McKinsey research shows that generative AI could enable labour productivity growth of up to 0.6% annually through 2040, depending on the rate of technology adoption and the redeployment of worker time into other activities.

To get ahead of this acceleration, the report proposes a series of recommendations for policymakers, businesses, and individuals to smooth the transition to an AI dominated workplace that includes investing in infrastructure and education, developing inclusive AI policies, focusing on human-centred design, and prioritising African-centric solutions.

By taking a proactive and collaborative approach, Africa can harness the power of AI to drive economic growth, empower its workforce, and create a more equitable and prosperous future for all.

The cost of AI

In a follow-up discussion with Bizcoommunity the authors shed light on the challenges and opportunities associated with building African large language models (LLMs).

Vukosi Marivate, Associate Professor of Computer Science at the University of Pretoria, acknowledged the high cost of compute as a significant barrier to entry.

“On the question on the cost barrier to compute, it is a lot,” he said. Marivate has personal experience with this problem in his capacity as a team member at Lelapa AI.

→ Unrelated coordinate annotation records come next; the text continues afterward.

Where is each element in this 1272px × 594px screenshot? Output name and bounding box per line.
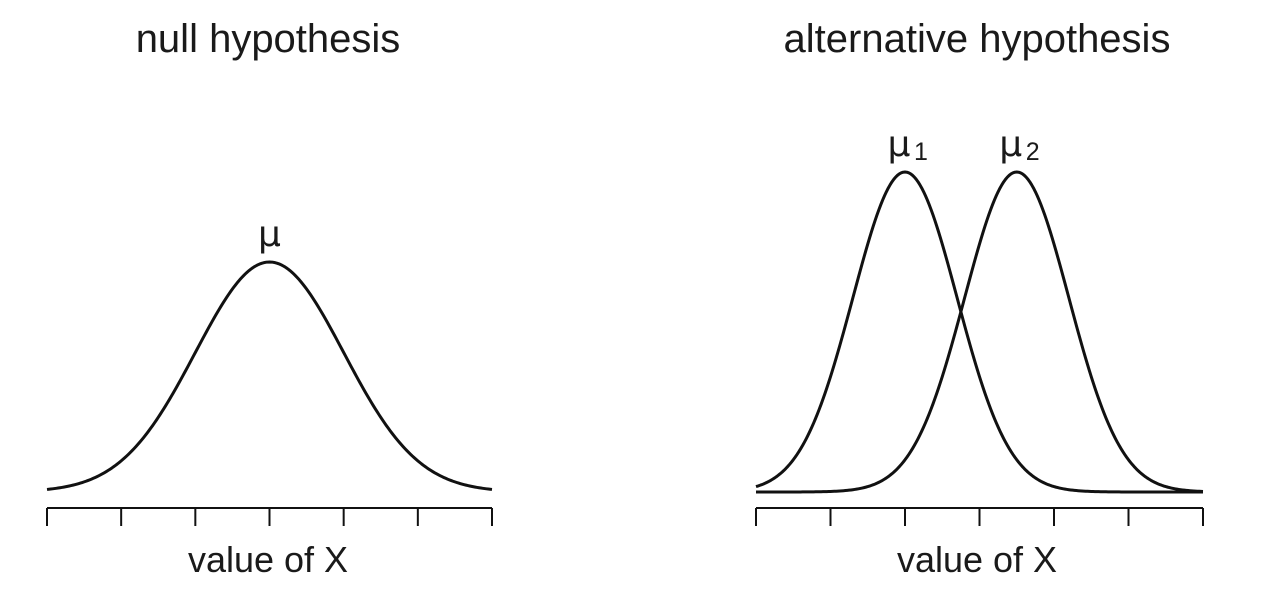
xlabel-alternative: value of X [897,539,1057,580]
title-alternative: alternative hypothesis [784,17,1171,61]
xlabel-null: value of X [188,539,348,580]
density-curve-1 [755,170,1203,494]
mean-label-subscript: 1 [914,138,928,166]
density-curve-2 [756,170,1204,494]
density-curve [46,260,493,491]
panel-null: null hypothesis μ value of X [46,17,493,580]
plot-area-null: μ [46,214,493,526]
title-null: null hypothesis [136,17,401,61]
mean-label: μ [258,214,281,255]
mean-label: μ [888,124,911,165]
mean-label: μ [999,124,1022,165]
mean-label-subscript: 2 [1026,138,1040,166]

“At Lelapa, we’re looking at both sides – so, building models that are much easier to deploy that are smaller, but then also, at the same time, Lelapa is building African language LLMs as well.”

However, he also highlighted the efforts of organisations like Microsoft to incentivise development in this area through partnerships, grants, and investments in sustainable data centres and lower-cost computing solutions.

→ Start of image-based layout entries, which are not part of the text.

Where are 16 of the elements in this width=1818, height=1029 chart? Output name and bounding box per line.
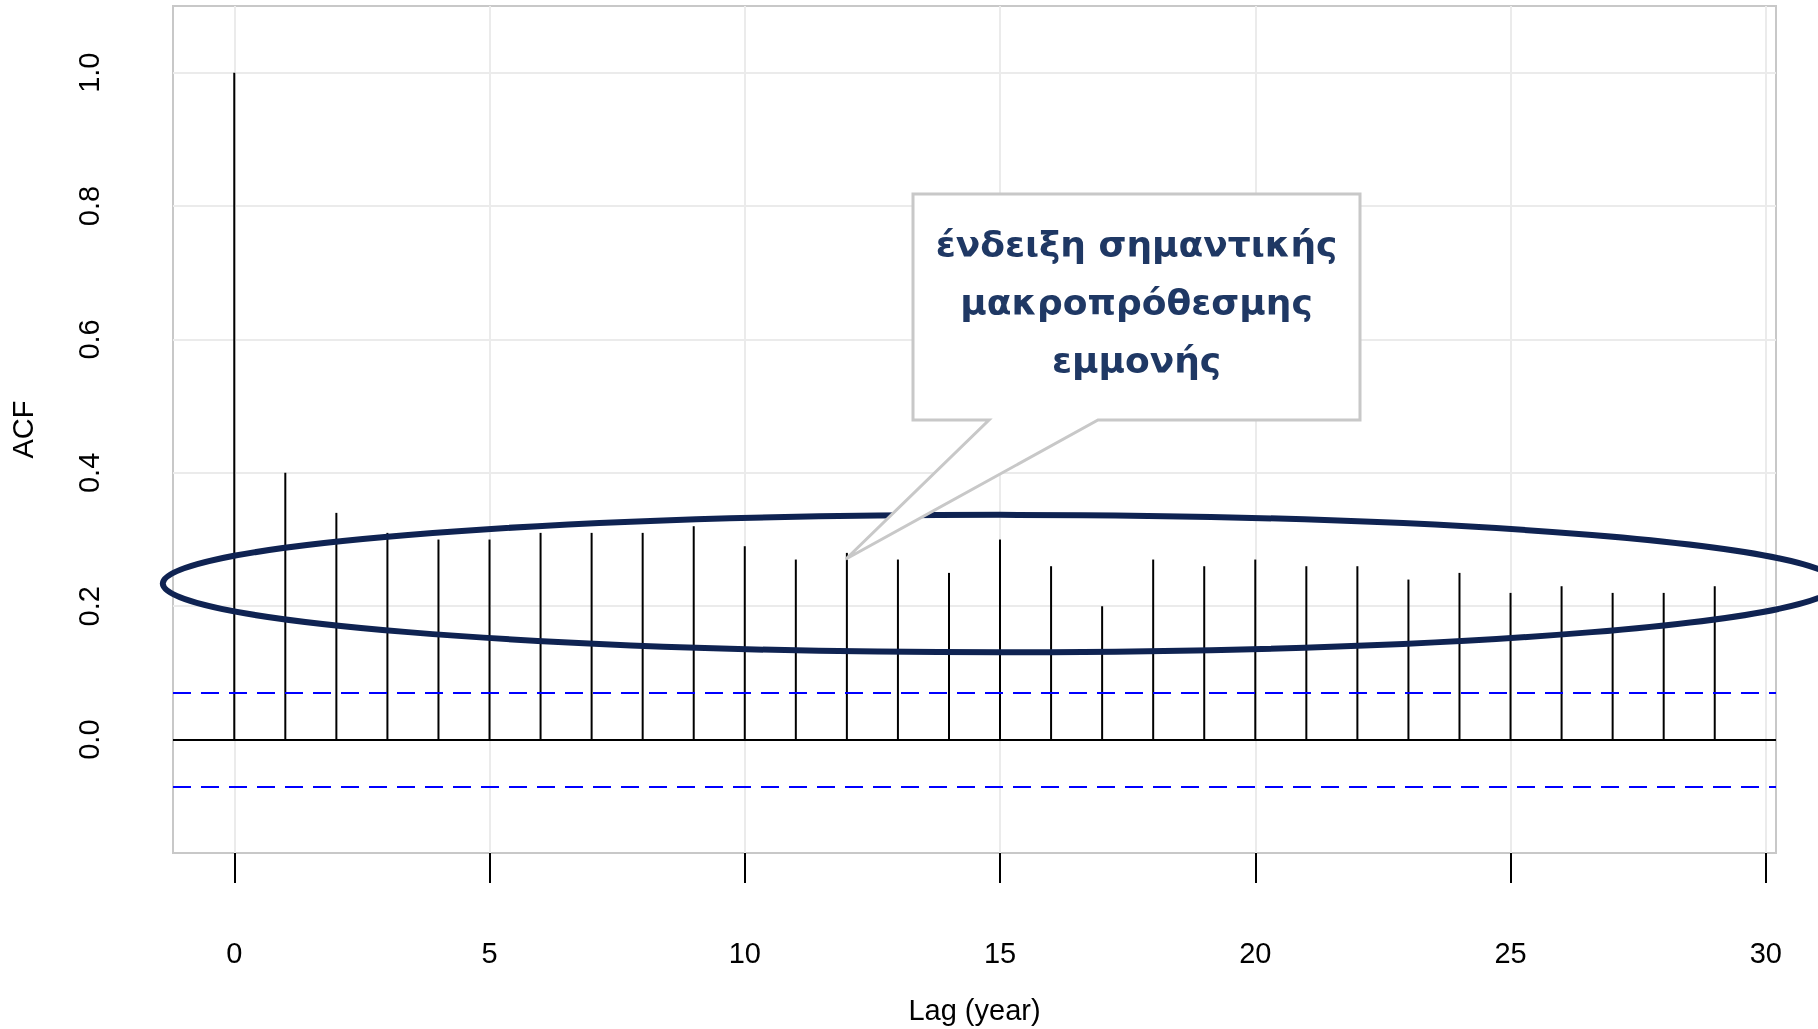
x-tick-label: 15 [983, 936, 1017, 969]
x-tick-label: 30 [1749, 936, 1782, 969]
x-tick-label: 25 [1494, 936, 1527, 969]
y-tick-label: 0.2 [72, 586, 105, 627]
x-axis-title: Lag (year) [908, 993, 1041, 1026]
x-tick-label: 5 [481, 936, 498, 969]
y-tick-label: 1.0 [72, 52, 105, 93]
annotation: ένδειξη σημαντικής μακροπρόθεσμης εμμονής [934, 223, 1339, 383]
x-tick-label: 10 [728, 936, 761, 969]
y-tick-label: 0.4 [72, 452, 105, 494]
y-tick-label: 0.0 [72, 719, 105, 760]
x-tick-label: 0 [226, 936, 243, 969]
y-tick-label: 0.8 [72, 185, 105, 227]
y-axis-title: ACF [6, 400, 39, 459]
y-tick-label: 0.6 [72, 319, 105, 360]
x-tick-label: 20 [1239, 936, 1272, 969]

“We are very conscious of the requirement for Africa-centric AI to be built here by Africans on the continent for African needs, and that requires compute,” said Jacki O’Neill, Director at Microsoft Research Africa.

The AI revolution in Africa is no longer just a possibility; it is already underway, and by its participation in this research, Microsoft, generative AI’s biggest investor, is signalling that it is open to working alongside individuals, governments, partners and stakeholders across the continent to prepare for a future where AI is intricately woven into the fabric of work and society in Africa.

“Technology alone cannot solve the challenges that our youthful continent faces,” concludes Bhat.

“We need to create policies and practices to ensure that GenAI, and AI in general, is deployed responsibly with AI-related labour being valued and dignified. It requires the macro-economic, labour, and regulatory markets to adapt and be capable of supporting positive change.”